Tokoh agama, tokoh masyarakat, pemuda, serta komunitas sosial memiliki peran penting dalam menjaga suasana yang kondusif. Mereka menjadi jembatan komunikasi yang mampu menenangkan masyarakat ketika muncul berbagai isu yang berpotensi menimbulkan kesalahpahaman.

Data Indeks Kerukunan Umat Beragama di NTB yang berada pada kategori tinggi menunjukkan bahwa masyarakat daerah ini sebenarnya memiliki fondasi sosial yang kuat dalam menjaga kehidupan yang harmonis. Nilai toleransi yang tinggi menjadi modal penting untuk terus memperkuat kebersamaan dan saling pengertian di tengah keberagaman.

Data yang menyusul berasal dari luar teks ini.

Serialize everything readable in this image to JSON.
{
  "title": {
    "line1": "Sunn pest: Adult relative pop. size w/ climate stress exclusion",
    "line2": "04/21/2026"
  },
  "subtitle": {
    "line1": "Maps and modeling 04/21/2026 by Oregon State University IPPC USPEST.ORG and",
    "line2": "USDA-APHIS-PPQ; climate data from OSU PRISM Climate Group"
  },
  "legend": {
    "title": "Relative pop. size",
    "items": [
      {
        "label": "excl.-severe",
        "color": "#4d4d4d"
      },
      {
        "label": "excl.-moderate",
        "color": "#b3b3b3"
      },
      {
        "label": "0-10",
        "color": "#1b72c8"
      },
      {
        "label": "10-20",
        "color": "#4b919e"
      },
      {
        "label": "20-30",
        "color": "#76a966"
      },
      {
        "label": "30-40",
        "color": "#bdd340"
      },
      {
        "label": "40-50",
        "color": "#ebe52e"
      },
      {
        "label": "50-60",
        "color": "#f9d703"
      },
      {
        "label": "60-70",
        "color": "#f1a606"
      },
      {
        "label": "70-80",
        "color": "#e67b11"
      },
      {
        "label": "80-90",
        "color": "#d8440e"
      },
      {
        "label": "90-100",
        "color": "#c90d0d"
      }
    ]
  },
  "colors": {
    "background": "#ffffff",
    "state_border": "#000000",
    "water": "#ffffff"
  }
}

Dalam pandangan Gubernur Miq Iqbal, kerukunan antarumat beragama merupakan salah satu kekuatan terbesar yang dimiliki NTB. Di tengah dunia yang sering kali diwarnai konflik identitas dan perbedaan keyakinan, masyarakat NTB justru menunjukkan bahwa keberagaman dapat dikelola dengan penuh kedewasaan.

Perjumpaan antara Nyepi dan Idul Fitri tahun ini bukan sekedar persoalan jadwal kegiatan keagamaan. Ia adalah ujian sekaligus kesempatan bagi masyarakat NTB untuk menunjukkan bahwa toleransi bukan hanya nilai yang diajarkan, tetapi benar-benar hidup dalam praktik kehidupan sosial.

Ketika ogoh-ogoh dapat berjalan dengan meriah tanpa mengganggu kekhusyukan ibadah umat lain, dan gema takbir dapat berkumandang tanpa mengusik keheningan Nyepi, di situlah terlihat bahwa harmoni sosial bukanlah sesuatu yang mustahil untuk diwujudkan.

Sebagaimana disampaikan Gubernur NTB, kerukunan antarumat beragama di NTB adalah warisan sosial yang sangat berharga.

Warisan ini tidak hanya penting bagi kehidupan masyarakat hari ini, tetapi juga bagi masa depan generasi yang akan datang.

Di antara ogoh-ogoh dan takbir, masyarakat NTB sekali lagi menunjukkan bahwa perbedaan tidak harus melahirkan jarak. Justru dari perbedaan itulah lahir kebersamaan yang memperkaya kehidupan bersama.

Dan dari NTB, kita belajar bahwa toleransi bukan sekedar konsep, melainkan cara hidup yang dijaga bersama.